Solaris 10 ZFS Essentials: Managing Storage Pools
- 2.1 ZFS Pool Concepts
- 2.2 Creating a Dynamic Stripe
- 2.3 Creating a Pool with Mirrored Devices
- 2.4 Creating a Pool with RAID-Z Devices
- 2.5 Creating a Spare in a Storage Pool
- 2.6 Adding a Spare Vdev to a Second Storage Pool
- 2.7 Replacing Bad Devices Automatically
- 2.8 Locating Disks for Replacement
- 2.9 Example of a Misconfigured Pool
ZFS storage pools are the basis of the ZFS system. In this chapter, I cover the basic concepts, configurations, and administrative tasks of ZFS pools. In Chapter 5, I cover advanced configuration topics in ZFS pool administration.
The zpool command manages ZFS storage pools. The zpool command creates, modifies, and destroys ZFS pools.
Redundant configurations supported in ZFS are mirror (RAID-1), RAID-Z (similar to RAID-5), and RAID-Z2 with a double parity (similar to RAID-6). All traditional RAID-5-like algorithms (RAID-4, RAID-6, RDP, and EVEN-ODD, for example) suffer from a problem known as the RAID-5 write hole. If only part of a RAID-5 stripe is written and power is lost before all blocks have made it to disk, the parity will remain out of sync with the data (and is therefore useless) forever, unless a subsequent full-stripe write overwrites it. In RAID-Z, ZFS uses variable-width RAID stripes so that all writes are full-stripe writes. This design is possible only because ZFS integrates file system and device management in such a way that the file system's metadata has enough information about the underlying data redundancy model to handle variable-width RAID stripes. RAID-Z is the world's first software-only solution to the RAID-5 write hole.
2.1 ZFS Pool Concepts
ZFS pools are comprised of virtual devices. ZFS abstracts every physical device into a virtual device. A vdev can be a disk, a slice of a disk, a file, or even a logical volume presented by another volume manager such as Solaris Volume Manager (SVM) or a LUN from a hardware RAID device.
These are the virtual devices types:
- Dynamic stripe: A dynamic stripe is a nonredundant configuration of a simple disk or concatenation of disks.
- Redundant group (mirror, RAID-Z1, or RAID-Z2): A mirror can be a two-way or three-way mirror. RAID-Z groups are recommended to have up to nine disks in the group. If there are more, then multiple vdevs are recommended. Two disks minimum are needed for RAID-Z, and three disks at a minimum are needed for RAID-Z2. (Note that RAID-Z and RAID-Z1 are interchangeable terms.
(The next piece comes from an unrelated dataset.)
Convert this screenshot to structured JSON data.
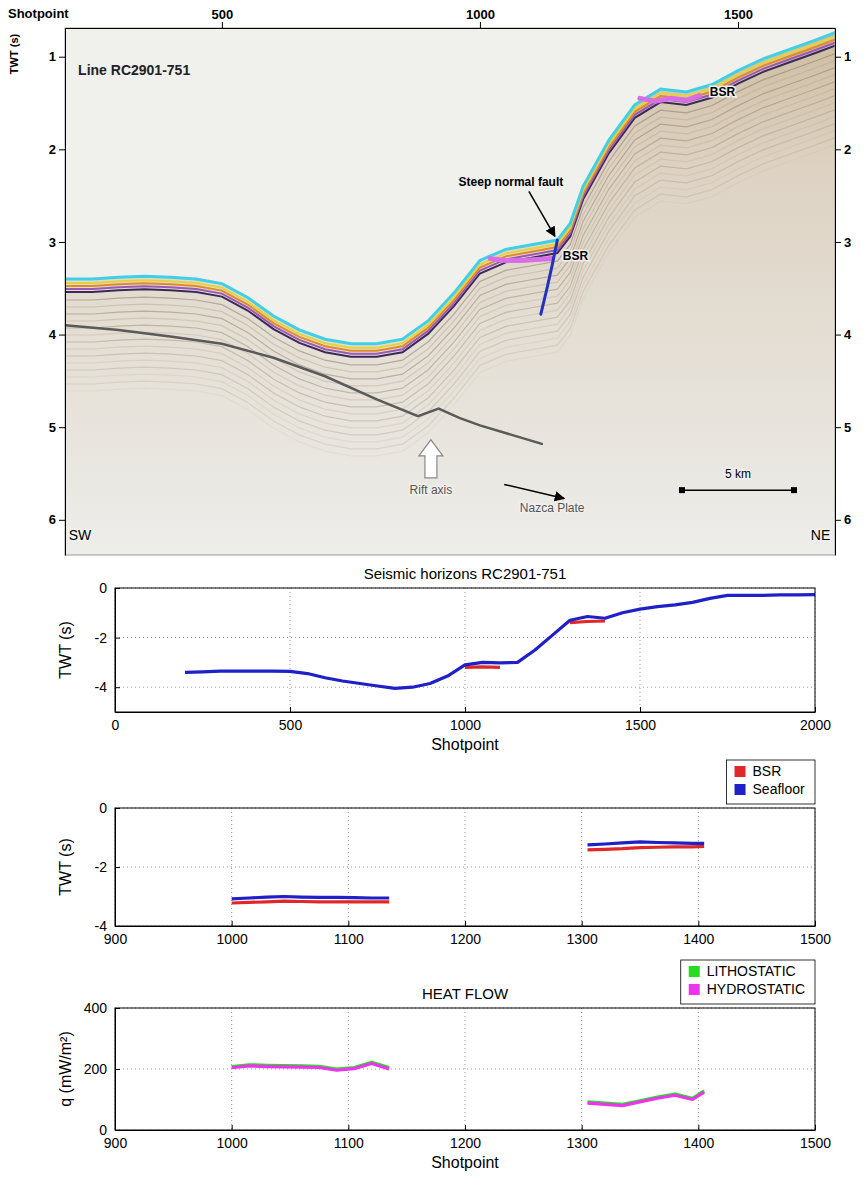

With the introduction of the RAID-Z2 feature, the term RAID-Z evolved into RAID-Z1 to differentiate it from RAID-Z2. I use both terms in this book.)
- Spare: A spare vdev is for a hot standby disk replacement.
- Log: A log vdev is for ZFS Intent Log (ZIL). The ZIL increases the write performance on ZFS. Only dynamic stripe and mirrored vdev configurations are supported for this vdev type.
- Cache: A cache vdev is used to speed up random reads from a RAID-Z-configured pool. Its intended use is for read-heavy workloads. There is no redundancy support at this point for this vdev type. If there is a read error, then ZFS will read from the original storage pool.
Log and cache vdevs are used with solid-state disks (SSDs) in the Sun Storage 7000 series in hybrid storage pools (HSPs; see http://blogs.sun.com/ahl/entry/fishworks_launch).
Best-practice guidelines for ZFS pools include the following:
- Mirrored configuration beyond a three-way mirror should not be used. Think about using a RAID-Z configuration instead.
- Use RAID-Z or RAID-Z2 virtual device groups with fewer than ten disks in each vdev.
- Using whole disks is best. ZFS works best with "just a bunch of disks" (JBOD).
- Use slices for vdev groups only for boot disks.
- Use disks of a terabyte or less for boot devices.
- Use matched-capacity disks (mixed geometry is OK) for the best maximum storage results.
- Use matching sizes of vdevs in a ZFS pool. Match the number of disks and redundancy groups in each vdev in a pool for best performance.
Creating/adding new vdevs to a ZFS pool is the most unforgiving part about ZFS. Once committed, some operations cannot be undone. The zpool command will warn you, however, if the operation is not what's expected. There is a force option in zpool to bypass any of the warnings, but it is not recommended that you use the force option unless you are sure you will not need to reverse the operation.
These are the rules for ZFS pools:
- Once a normal (dynamic stripe) vdev is added to a ZFS pool, it cannot be removed.
- Only the special-use vdevs can be removed: spares, log, and cache.
- Disks the same size or larger can be replaced within a vdev.
- Disks can be added to a single disk or mirrored vdev to form a mirror or a three-way mirror.
- New disks cannot be added to an existing RAID-Z or RAID-Z2 vdev configuration.